The previous failures raise the question of whether any products currently in the development pipeline stand a reasonable chance of demonstrating efficacy. Desrosiers said that the barriers currently faced indicate that there is no rational basis for believing that such efficacy will be demonstrated. “I would go even further and add that there is little to be learned from efficacy trials for any of them, other than finding out that they do not have efficacy.”

Furthermore, repeated efficacy trials that result in failure may have ramifications beyond simply the failure of those products.

Desrosiers noted that dollars spent on manufacturing and testing products with little hope of efficacy could instead be poured into discovery research. The failures could also result in donor fatigue, with major funding sources potentially diminishing that funding for both vaccine trials and for basic science research. And finally, volunteer populations, especially in the developing world, may become suspicious of the trials, resulting in a reduction in volunteering for such trials.

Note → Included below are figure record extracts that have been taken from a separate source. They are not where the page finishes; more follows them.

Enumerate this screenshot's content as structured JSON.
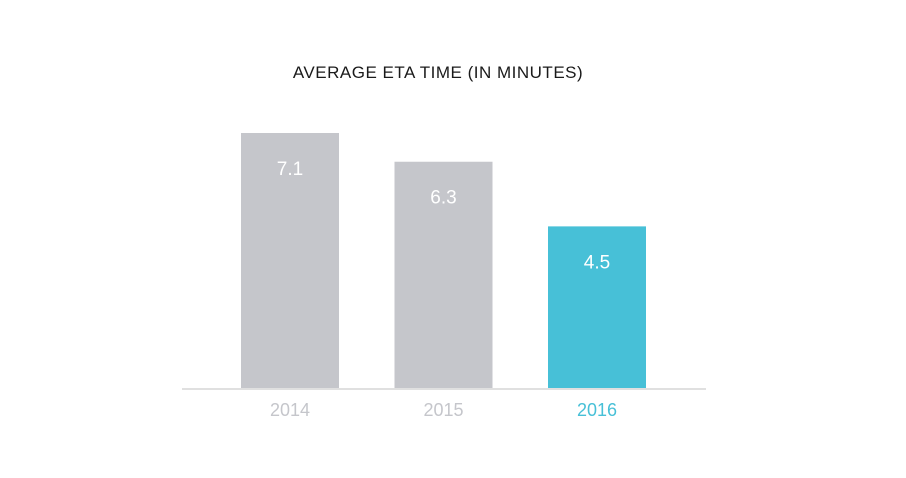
{
  "chart_data": {
    "type": "bar",
    "title": "AVERAGE ETA TIME (IN MINUTES)",
    "xlabel": "",
    "ylabel": "",
    "categories": [
      "2014",
      "2015",
      "2016"
    ],
    "values": [
      7.1,
      6.3,
      4.5
    ],
    "value_labels": [
      "7.1",
      "6.3",
      "4.5"
    ],
    "ylim": [
      0,
      7.1
    ],
    "grid": false,
    "legend": "none",
    "highlight_category": "2016",
    "colors": {
      "bar_default": "#c5c6cb",
      "bar_highlight": "#47c0d7",
      "tick_default": "#c5c6cb",
      "tick_highlight": "#47c0d7",
      "baseline": "#d6d6d6"
    }
  }
}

“I feel that the ramifications associated with repeated efficacy trial failures should be a serious concern and something that we should try hard to avoid,” Desrosiers said. He added that although it is true that we might never know if a particular vaccine approach works until it is tested in humans, “given how dim the prospects are at the current time, and given the tremendous need for creative discoveries, there is a compelling rationale to be far more selective in bringing only products with significant promise to the clinic.”

The NIH role in HIV vaccines

Regarding where funding and efforts should be focused given the current limitations, Desrosiers said that the NIH has to some degree lost its way in the HIV vaccine arena. In 2007, the NIH spent $189 million on performance of HIV vaccine clinical trials, and considerable additional money went toward product development and product manufacturing.

This tactic of funding product development and testing was the result of a strategic decision to fill the void left by a lack of pharmaceutical industry efforts, Desrosiers said. “Pharma has gauged that given the current state of knowledge, a vaccine for HIV is not sufficiently feasible at the current time to warrant the dollars that it would take to try to develop one. I predict that when an HIV vaccine does become more feasible, pharma will jump on product development, product manufacturing, and clinical testing. And even if it doesn’t, that is the time that the NIH can jump in the fray and fill the void.”

If discovery research should be the primary efforts at this time, on what areas should they focus? One crucial step is to figure out how to elicit antibodies with potent broadly neutralizing activity. “It is hard for me to imagine a vaccine in the absence of neutralizing antibodies,” Desrosiers said. Some other areas on which to focus include identification of what constitutes a protective immune response, as well as research into certain monkeys that can have high viral load without getting sick; there may be some categories of human long-term non-progressors who also hold clues as to what constitutes a protective immune response.

Desrosiers said that with innovative thinking and novel ideas, progress can be made toward an HIV vaccine. “I feel strongly, however, that the discoveries and the creative ideas that are going to lead to a successful vaccine have not been made yet.” – Dave Levitan

For more information:

Desrosiers R. Scientific obstacles to an effective HIV vaccine. Presented at: The 15th Conference on Retroviruses and Opportunistic Infections; Feb. 3-6, 2008; Boston.